Origen Against Celsus by Origen
Chapter XL. But as he asserts that |the Mosaic narrative most impiously represents God as in aà
But as he asserts that |the Mosaic narrative most impiously represents God as in a state of weakness from the very commencement (of things), and as unable to gain over (to obedience) even one single man whom He Himself had formed,| we say in answer that the objection is much the same as if one were to find fault with the existence of evil, which God has not been able to prevent even in the case of a single individual, so that one man might be found from the very beginning of things who was born into the world untainted by sin. For as those whose business it is to defend the doctrine of providence do so by means of arguments which are not to be despised, so also the subjects of Adam and his son will be philosophically dealt with by those who are aware that in the Hebrew language Adam signifies man; and that in those parts of the narrative which appear to refer to Adam as an individual, Moses is discoursing upon the nature of man in general.

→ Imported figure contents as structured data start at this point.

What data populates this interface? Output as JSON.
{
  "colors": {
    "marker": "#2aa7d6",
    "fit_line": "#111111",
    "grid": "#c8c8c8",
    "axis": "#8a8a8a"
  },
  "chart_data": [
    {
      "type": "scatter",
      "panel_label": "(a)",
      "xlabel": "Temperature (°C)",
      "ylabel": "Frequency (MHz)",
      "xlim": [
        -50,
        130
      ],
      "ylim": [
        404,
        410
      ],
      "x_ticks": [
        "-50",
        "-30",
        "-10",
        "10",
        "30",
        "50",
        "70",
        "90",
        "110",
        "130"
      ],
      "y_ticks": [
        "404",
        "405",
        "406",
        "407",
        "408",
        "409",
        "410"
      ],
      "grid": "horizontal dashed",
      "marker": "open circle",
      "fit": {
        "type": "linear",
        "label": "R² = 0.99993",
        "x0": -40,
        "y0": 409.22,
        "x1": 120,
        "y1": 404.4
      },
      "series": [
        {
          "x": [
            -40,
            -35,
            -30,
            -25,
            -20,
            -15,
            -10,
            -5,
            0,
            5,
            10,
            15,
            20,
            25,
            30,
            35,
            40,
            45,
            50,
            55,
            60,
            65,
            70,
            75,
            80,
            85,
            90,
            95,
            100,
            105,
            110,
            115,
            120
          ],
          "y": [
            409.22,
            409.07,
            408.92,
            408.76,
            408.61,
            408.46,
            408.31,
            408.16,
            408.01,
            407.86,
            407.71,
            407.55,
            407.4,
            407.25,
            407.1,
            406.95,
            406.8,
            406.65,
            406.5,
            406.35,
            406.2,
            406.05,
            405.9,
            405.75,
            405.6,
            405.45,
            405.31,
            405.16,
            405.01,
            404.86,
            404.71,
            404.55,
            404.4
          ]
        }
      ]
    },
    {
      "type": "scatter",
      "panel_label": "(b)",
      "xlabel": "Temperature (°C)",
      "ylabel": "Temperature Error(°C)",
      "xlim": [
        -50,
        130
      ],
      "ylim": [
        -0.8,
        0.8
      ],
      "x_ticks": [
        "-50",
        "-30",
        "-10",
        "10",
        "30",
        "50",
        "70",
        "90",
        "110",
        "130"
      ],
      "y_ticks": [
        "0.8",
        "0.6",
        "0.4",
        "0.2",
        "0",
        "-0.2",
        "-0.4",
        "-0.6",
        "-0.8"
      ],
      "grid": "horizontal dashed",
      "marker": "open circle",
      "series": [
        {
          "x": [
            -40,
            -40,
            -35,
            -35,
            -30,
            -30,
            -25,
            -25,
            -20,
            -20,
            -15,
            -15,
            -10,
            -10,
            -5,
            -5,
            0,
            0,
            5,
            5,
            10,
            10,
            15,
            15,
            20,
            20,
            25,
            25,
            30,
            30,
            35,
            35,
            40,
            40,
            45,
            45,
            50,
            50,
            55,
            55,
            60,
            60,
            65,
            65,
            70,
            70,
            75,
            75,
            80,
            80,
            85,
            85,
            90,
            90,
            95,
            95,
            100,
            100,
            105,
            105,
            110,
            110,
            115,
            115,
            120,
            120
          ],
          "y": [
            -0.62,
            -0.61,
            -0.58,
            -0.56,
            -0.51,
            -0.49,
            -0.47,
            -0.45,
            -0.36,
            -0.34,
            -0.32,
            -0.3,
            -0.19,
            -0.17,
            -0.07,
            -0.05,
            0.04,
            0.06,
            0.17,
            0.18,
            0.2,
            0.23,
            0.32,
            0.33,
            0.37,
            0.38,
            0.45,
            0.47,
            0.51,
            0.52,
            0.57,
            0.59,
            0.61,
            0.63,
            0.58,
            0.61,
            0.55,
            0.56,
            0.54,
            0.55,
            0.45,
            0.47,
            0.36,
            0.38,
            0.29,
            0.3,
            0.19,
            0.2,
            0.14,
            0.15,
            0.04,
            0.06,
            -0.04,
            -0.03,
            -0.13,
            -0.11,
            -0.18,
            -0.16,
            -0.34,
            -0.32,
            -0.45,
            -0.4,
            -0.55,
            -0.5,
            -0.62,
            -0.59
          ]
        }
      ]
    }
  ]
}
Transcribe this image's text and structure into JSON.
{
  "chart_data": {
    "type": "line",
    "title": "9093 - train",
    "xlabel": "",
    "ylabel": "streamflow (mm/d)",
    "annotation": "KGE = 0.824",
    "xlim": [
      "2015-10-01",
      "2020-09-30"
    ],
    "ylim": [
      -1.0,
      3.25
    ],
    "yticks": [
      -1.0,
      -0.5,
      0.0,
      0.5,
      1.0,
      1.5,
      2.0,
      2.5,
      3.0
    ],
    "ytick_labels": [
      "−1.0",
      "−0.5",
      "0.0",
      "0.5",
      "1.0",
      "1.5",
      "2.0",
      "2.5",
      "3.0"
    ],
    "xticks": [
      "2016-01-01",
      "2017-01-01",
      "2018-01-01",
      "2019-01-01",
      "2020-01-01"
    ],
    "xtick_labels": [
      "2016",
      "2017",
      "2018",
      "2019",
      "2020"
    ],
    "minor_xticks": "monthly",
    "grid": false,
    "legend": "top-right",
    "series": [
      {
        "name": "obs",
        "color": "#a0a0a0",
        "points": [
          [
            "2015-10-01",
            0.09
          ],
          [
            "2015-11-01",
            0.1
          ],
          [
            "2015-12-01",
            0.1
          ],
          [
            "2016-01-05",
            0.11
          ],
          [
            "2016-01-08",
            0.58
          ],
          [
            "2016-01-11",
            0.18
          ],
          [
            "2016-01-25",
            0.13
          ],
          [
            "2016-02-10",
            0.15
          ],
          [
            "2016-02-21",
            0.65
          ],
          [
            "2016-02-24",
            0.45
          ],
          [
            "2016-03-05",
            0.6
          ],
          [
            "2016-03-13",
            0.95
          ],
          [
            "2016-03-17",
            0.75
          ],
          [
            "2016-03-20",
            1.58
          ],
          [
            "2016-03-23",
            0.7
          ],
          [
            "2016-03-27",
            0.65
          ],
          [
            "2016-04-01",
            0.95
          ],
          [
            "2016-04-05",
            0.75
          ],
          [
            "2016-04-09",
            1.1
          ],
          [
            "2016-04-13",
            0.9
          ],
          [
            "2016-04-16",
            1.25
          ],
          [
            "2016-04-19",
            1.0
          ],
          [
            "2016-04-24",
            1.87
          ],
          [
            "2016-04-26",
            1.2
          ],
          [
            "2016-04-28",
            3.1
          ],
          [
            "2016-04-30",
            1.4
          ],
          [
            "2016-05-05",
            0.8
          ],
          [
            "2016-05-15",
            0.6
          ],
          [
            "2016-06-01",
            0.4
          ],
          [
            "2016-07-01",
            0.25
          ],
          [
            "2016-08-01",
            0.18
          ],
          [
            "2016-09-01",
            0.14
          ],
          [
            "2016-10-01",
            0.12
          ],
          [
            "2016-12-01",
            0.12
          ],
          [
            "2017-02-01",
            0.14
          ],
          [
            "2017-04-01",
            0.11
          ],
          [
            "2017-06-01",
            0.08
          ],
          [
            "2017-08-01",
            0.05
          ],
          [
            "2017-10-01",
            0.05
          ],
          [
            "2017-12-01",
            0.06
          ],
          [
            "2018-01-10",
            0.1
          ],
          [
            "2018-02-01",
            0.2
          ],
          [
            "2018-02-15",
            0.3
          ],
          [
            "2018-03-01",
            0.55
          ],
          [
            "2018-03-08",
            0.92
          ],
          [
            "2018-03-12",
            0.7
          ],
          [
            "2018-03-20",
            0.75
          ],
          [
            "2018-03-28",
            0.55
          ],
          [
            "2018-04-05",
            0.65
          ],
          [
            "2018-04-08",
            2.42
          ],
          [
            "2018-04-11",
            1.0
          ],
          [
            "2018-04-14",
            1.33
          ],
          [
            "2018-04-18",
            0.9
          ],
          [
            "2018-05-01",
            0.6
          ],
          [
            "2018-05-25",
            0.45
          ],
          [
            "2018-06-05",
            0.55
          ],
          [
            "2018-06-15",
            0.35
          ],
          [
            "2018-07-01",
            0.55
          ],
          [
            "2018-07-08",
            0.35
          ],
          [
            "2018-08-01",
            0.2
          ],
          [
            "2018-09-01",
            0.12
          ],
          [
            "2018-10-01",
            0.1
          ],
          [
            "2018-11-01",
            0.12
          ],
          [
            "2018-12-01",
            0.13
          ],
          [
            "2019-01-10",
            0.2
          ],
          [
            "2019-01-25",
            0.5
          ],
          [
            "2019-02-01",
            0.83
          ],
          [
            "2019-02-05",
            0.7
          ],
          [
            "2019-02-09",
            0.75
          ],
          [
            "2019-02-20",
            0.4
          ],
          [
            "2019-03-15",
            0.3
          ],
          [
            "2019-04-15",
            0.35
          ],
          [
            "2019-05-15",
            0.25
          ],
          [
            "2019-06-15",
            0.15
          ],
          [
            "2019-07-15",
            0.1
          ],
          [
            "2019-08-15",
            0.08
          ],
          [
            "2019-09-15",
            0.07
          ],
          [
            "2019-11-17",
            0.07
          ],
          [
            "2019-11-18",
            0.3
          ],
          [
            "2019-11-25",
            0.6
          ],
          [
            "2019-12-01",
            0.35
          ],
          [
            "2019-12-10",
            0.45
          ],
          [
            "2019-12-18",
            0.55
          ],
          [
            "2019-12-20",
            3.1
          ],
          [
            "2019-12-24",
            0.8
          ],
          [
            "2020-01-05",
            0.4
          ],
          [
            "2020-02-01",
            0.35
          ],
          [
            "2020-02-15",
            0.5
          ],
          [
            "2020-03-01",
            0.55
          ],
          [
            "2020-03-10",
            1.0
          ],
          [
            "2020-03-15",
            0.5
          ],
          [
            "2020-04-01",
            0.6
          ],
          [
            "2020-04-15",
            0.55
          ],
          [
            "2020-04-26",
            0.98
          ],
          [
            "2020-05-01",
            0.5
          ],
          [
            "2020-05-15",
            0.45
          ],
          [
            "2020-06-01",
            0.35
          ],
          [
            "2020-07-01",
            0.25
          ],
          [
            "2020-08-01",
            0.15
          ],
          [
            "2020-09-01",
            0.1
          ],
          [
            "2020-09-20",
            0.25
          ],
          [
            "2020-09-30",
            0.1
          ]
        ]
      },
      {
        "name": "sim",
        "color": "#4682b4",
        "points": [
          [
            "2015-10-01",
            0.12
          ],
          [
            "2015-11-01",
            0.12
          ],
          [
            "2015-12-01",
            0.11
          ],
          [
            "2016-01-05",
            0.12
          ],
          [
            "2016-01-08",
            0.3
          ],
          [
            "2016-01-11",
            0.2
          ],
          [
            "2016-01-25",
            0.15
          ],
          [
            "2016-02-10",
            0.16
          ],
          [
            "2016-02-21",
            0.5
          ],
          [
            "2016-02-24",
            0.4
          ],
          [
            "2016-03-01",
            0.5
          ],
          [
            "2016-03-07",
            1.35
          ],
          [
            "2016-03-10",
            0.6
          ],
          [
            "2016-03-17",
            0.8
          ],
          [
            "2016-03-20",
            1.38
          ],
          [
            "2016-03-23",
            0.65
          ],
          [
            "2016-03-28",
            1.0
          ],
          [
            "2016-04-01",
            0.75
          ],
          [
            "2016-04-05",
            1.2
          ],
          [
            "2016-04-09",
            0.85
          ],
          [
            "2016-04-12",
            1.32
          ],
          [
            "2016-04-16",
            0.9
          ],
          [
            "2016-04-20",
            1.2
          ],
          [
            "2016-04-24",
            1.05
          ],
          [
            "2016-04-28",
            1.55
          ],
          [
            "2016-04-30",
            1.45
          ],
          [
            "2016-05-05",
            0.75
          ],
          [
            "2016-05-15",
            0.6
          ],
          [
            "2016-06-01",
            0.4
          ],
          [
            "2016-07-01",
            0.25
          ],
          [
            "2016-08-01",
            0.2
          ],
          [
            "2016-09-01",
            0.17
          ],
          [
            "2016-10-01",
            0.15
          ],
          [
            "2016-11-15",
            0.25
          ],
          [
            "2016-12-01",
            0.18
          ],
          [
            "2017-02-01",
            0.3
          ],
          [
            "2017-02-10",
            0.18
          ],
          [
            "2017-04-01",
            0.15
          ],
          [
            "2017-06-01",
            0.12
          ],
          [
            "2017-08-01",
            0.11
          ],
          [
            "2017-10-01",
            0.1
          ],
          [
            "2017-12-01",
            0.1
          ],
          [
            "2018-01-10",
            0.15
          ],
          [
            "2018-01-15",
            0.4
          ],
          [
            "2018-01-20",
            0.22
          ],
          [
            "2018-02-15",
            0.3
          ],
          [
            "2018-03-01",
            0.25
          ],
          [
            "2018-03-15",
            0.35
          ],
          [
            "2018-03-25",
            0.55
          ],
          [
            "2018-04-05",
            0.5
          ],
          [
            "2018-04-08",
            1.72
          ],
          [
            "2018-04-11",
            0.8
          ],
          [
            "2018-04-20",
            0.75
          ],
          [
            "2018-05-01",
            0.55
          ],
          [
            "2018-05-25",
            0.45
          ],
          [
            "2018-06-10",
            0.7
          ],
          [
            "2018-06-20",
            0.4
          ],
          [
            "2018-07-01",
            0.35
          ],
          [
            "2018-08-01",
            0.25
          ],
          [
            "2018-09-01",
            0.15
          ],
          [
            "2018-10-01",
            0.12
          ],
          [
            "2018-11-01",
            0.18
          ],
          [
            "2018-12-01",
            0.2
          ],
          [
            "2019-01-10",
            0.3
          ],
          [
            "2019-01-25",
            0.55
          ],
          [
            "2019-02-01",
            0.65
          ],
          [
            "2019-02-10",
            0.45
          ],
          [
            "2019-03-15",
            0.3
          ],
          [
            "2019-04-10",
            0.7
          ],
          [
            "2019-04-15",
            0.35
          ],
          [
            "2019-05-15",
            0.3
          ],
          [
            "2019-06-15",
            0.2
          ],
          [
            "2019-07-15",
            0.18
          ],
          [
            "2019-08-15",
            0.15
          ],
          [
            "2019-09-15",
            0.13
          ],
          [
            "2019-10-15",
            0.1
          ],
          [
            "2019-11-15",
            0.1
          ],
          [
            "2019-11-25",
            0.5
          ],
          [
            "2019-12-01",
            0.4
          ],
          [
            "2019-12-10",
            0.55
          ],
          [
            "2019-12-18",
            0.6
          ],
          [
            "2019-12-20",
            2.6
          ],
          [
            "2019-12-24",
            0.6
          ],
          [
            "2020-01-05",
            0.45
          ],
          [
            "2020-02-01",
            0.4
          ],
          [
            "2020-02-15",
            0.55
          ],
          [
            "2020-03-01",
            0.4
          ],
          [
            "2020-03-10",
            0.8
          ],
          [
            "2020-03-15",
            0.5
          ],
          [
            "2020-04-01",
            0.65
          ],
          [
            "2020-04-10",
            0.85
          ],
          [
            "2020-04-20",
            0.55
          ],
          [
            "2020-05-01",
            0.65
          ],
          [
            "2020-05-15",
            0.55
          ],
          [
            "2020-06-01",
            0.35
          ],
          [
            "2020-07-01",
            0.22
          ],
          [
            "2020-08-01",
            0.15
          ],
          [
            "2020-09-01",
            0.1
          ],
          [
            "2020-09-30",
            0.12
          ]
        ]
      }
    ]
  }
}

For |in Adam| (as the Scripture says) |all die,| and were condemned in the likeness of Adam's transgression, the word of God asserting this not so much of one particular individual as of the whole human race. For in the connected series of statements which appears to apply as to one particular individual, the curse pronounced upon Adam is regarded as common to all (the members of the race), and what was spoken with reference to the woman is spoken of every woman without exception. And the expulsion of the man and woman from paradise, and their being clothed with tunics of skins (which God, because of the transgression of men, made for those who had sinned), contain a certain secret and mystical doctrine (far transcending that of Plato) of the souls losing its wings, and being borne downwards to earth, until it can lay hold of some stable resting-place.